Hali hazırda işin aksaklıklarla dolu olduğunun bir örneğide şudur. Istanbul'un aşırı büyümesinin devam etmesi nedeniyle ortaya çıkan hizmet sektörü ve sanayinin işgücü ihtiyacı Suriye, Gürcistan, Ermenistan , Moldova ve bir çok Afrika ve Güney Amerika ülkesinden kaçak yollarla yurda giren yabancılardan karşılanmaktadır. Suriye'de yaşanan iç savaştan kaçan Mültecilerin kampları dışına çıkmasına ve ekonomiye ucuz işgücü olmasına göz yumulmaktadır. Türkiye'nin ekonomik büyümesi Anadolu-Istanbul dengesi gözetilerek yapılmalı. Istanbul dünya şehrine dönerken, Anadolu kasabaları terk edilmiş Kızılderili köylerine benzemektedir. Devletin ciddi bir şekilde Istanbul'da tutulması zorunlu olmayan birimlerini taşıması ve bazı alanlarda özel sektörün yatırımını Anadolu'da yapmasını sağlaması gerekir. Istanbul üzerindeki gereksiz nüfus yükü azalırsa trafik, egitim, sağlık vb konularda her yil ekstra yapilan milyarlarca dolarlık metro, ulaşım ve alt yapı yatırımlarında azalma olacaktır. Anadolu'da yapılan yol, hastane, okul gibi devlet yatırımları adeta sinek avlarken İstanbul'da büyük sorunlar yaşanmaktadır. Sinop'ta boş okul binaları İstanbul'da ikili eğitimde, kalabalık sınıflarda eğitim gören öğrenciler. Hastanelerde ve yollarda da benzer durumlar.

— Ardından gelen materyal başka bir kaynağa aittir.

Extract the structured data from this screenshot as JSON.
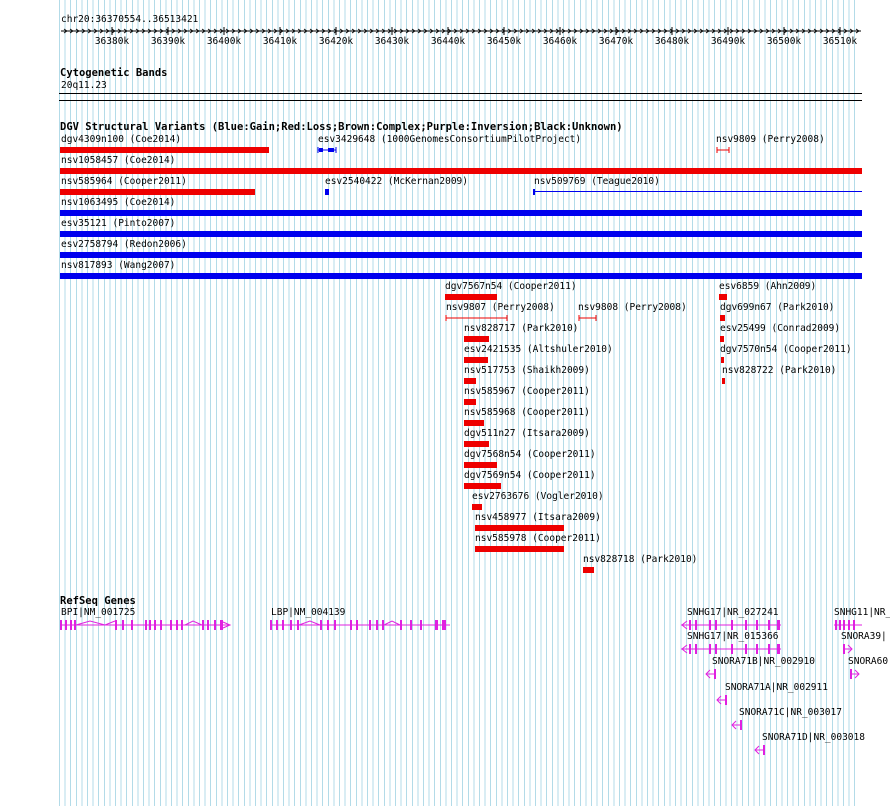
{
  "ruler": {
    "position": "chr20:36370554..36513421",
    "ticks": [
      "36380k",
      "36390k",
      "36400k",
      "36410k",
      "36420k",
      "36430k",
      "36440k",
      "36450k",
      "36460k",
      "36470k",
      "36480k",
      "36490k",
      "36500k",
      "36510k"
    ]
  },
  "cyto": {
    "title": "Cytogenetic Bands",
    "band": "20q11.23"
  },
  "dgv": {
    "title": "DGV Structural Variants (Blue:Gain;Red:Loss;Brown:Complex;Purple:Inversion;Black:Unknown)",
    "colors": {
      "gain": "#0000ee",
      "loss": "#ee0000"
    },
    "features": [
      "dgv4309n100 (Coe2014)",
      "esv3429648 (1000GenomesConsortiumPilotProject)",
      "nsv9809 (Perry2008)",
      "nsv1058457 (Coe2014)",
      "nsv585964 (Cooper2011)",
      "esv2540422 (McKernan2009)",
      "nsv509769 (Teague2010)",
      "nsv1063495 (Coe2014)",
      "esv35121 (Pinto2007)",
      "esv2758794 (Redon2006)",
      "nsv817893 (Wang2007)",
      "dgv7567n54 (Cooper2011)",
      "esv6859 (Ahn2009)",
      "nsv9807 (Perry2008)",
      "nsv9808 (Perry2008)",
      "dgv699n67 (Park2010)",
      "nsv828717 (Park2010)",
      "esv25499 (Conrad2009)",
      "esv2421535 (Altshuler2010)",
      "dgv7570n54 (Cooper2011)",
      "nsv517753 (Shaikh2009)",
      "nsv828722 (Park2010)",
      "nsv585967 (Cooper2011)",
      "nsv585968 (Cooper2011)",
      "dgv511n27 (Itsara2009)",
      "dgv7568n54 (Cooper2011)",
      "dgv7569n54 (Cooper2011)",
      "esv2763676 (Vogler2010)",
      "nsv458977 (Itsara2009)",
      "nsv585978 (Cooper2011)",
      "nsv828718 (Park2010)"
    ]
  },
  "refseq": {
    "title": "RefSeq Genes",
    "gene_color": "#e020e0",
    "genes": [
      "BPI|NM_001725",
      "LBP|NM_004139",
      "SNHG17|NR_027241",
      "SNHG11|NR_",
      "SNHG17|NR_015366",
      "SNORA39|",
      "SNORA71B|NR_002910",
      "SNORA60",
      "SNORA71A|NR_002911",
      "SNORA71C|NR_003017",
      "SNORA71D|NR_003018"
    ]
  }
}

Sinop'un hali hazırda en büyük problemi işsizlik. İnsanlar asgari ücretle hastanede tuvalet temizlemek , okulda kalorifer yakmak, belediyede çöp toplamak için her türlü referansı devreye sokarak kuyruğa girmişler, resmen ekmek savaşı yaşanıyor. Bunu başaramayanlar ya sefalete mahkum kalıyor yada göç yolunu tercih ediyor. Biraz perspektif değişimiyle, metropolde olmasına ihtiyaç olmayan sektör ve kaynakları Anadoluya yönlendirmek gerek. Ülkemiz ekonomisinin yarattığı istihdam kaynağını öncelikli olarak yabancı işgücüyle değil yerli işgücüyle kapatmak ülkemizde sosyal barışın tesisinde ve memnuniyetin artmasında , daha kenetlenmiş güçlü bir ülke olmamızı sağlayacaktır. Perspektif değişimi İstanbul'u küçültmeyecek aksine İstanbul büyürken Sinop dahil tüm Anadolu büyüyecektir.